# Angle chasing geometry problem [duplicate]

Problem: In a triangle ABC, AC=BC and $$\angle C =20°$$. There are points M and N on AC and BC respectively such that $$\angle BAN=50°$$ and $$\angle MBA =60°$$.Find the angle BMN?

I tried angle chasing and realised that something additional must be required to solve this problem like a construction somewhere. Can anyone tell me what that construction is? Also try to add your motivation behind the construction.
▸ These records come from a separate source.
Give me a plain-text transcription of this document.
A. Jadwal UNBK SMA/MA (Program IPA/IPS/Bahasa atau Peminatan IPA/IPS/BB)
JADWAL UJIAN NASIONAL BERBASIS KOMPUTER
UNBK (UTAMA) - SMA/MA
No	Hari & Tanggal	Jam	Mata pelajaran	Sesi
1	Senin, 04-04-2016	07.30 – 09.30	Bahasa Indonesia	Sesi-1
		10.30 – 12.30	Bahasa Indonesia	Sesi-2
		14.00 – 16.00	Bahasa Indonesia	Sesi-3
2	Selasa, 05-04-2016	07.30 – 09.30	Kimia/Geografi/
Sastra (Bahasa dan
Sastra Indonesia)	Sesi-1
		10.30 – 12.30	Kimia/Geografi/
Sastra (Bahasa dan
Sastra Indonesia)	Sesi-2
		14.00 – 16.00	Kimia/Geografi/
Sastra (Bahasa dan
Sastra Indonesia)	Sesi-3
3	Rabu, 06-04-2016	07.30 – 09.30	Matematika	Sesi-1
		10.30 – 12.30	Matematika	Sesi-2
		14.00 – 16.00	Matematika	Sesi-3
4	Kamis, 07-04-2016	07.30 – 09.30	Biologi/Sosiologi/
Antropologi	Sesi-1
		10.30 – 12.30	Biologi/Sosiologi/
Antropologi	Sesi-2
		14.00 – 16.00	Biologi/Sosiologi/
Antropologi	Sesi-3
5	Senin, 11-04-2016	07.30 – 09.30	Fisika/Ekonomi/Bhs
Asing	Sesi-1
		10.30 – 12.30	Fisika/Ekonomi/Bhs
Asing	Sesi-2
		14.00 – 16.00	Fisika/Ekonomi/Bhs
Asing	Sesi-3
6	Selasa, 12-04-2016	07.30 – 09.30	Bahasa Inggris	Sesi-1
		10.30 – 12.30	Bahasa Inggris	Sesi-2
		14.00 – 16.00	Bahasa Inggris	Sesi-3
Obviously $$\angle BAC=\angle ABC=80^\circ$$. It also means that $$\angle NAC=30^\circ$$ and $$\angle MBC=20^\circ$$

Construct point $$E\in BM$$ such that triangle ABE is equilateral. Extend $$AE$$ until it interesects $$BC$$ at point $$F$$.
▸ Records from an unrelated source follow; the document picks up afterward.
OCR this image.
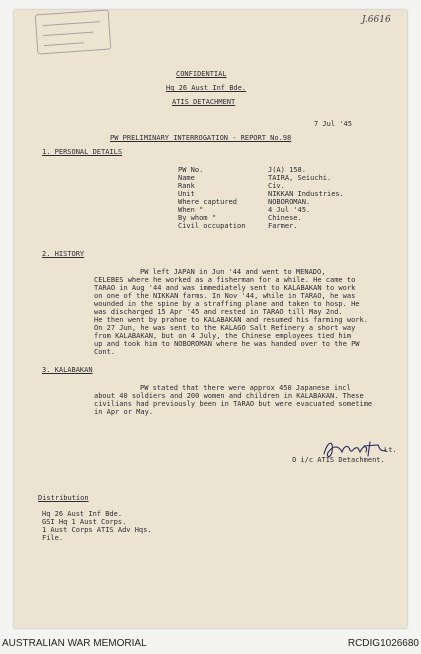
J.6616
CONFIDENTIAL
Hq 26 Aust Inf Bde.
ATIS DETACHMENT
7 Jul '45
PW PRELIMINARY INTERROGATION - REPORT No.98
1. PERSONAL DETAILS
PW No.	J(A) 158.
Name	TAIRA, Seiuchi.
Rank	Civ.
Unit	NIKKAN Industries.
Where captured	NOBOROMAN.
When "	4 Jul '45.
By whom "	Chinese.
Civil occupation	Farmer.
2. HISTORY
PW left JAPAN in Jun '44 and went to MENADO,
CELEBES where he worked as a fisherman for a while. He came to
TARAO in Aug '44 and was immediately sent to KALABAKAN to work
on one of the NIKKAN farms. In Nov '44, while in TARAO, he was
wounded in the spine by a straffing plane and taken to hosp. He
was discharged 15 Apr '45 and rested in TARAO till May 2nd.
He then went by prahoe to KALABAKAN and resumed his farming work.
On 27 Jun, he was sent to the KALAGO Salt Refinery a short way
from KALABAKAN, but on 4 July, the Chinese employees tied him
up and took him to NOBOROMAN where he was handed over to the PW
Cont.
3. KALABAKAN
PW stated that there were approx 450 Japanese incl
about 40 soldiers and 200 women and children in KALABAKAN. These
civilians had previously been in TARAO but were evacuated sometime
in Apr or May.
Lt.
O i/c ATIS Detachment.
Distribution
Hq 26 Aust Inf Bde.
GSI Hq 1 Aust Corps.
1 Aust Corps ATIS Adv Hqs.
File.
AUSTRALIAN WAR MEMORIAL	RCDIG1026680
It's easy to see that triangle $$EFM$$ is also equilateral and $$MF\parallel AB$$. It is also easy to claculate that $$\angle NAE=10^\circ$$, $$\angle EAM=20^\circ$$, $$\angle EBF=20^\circ$$.

From triangle $$ABN$$ you can calculate $$\angle ANB=50^\circ=\angle NAB$$. It means that triangle $$ANB$$ is isosceles and therefore $$BN=BE=BE$$. So you can draw a (pink) circle with center $$B$$ passing through points $$N,E,A$$. Inscribed angle $$\angle ANE$$ is one half of the central angle $$\angle ABE=60^\circ$$ i.e. $$\angle ANE=30^\circ$$.

Now that you know $$\angle NAE=10^\circ$$ and $$\angle ANE=30^\circ$$, from triangle $$ANE$$ you get $$\angle NAF=10^\circ+30^\circ=40^\circ$$ i.e. $$\angle NEM=100^\circ$$

On the other side, from triangle ABF it is obvious that $$\angle BFA=40^\circ$$ and $$\angle NFM=100^\circ$$.

Take a look at triangles $$MEN$$ and $$MFN$$. We know that: $$ME=MF$$ (from the equilateral triangle $$MEF$$), $$MN=MN$$ and that angles opposite to the longest sides are equal, $$\angle MEN=\angle MFN=100^\circ$$.

By SSU, triangles $$MEN$$ and $$MFN$$ are equivalent which means that $$\angle BMN=\angle EMN = \angle FMN=\frac 12 \angle EMF = 30^\circ$$.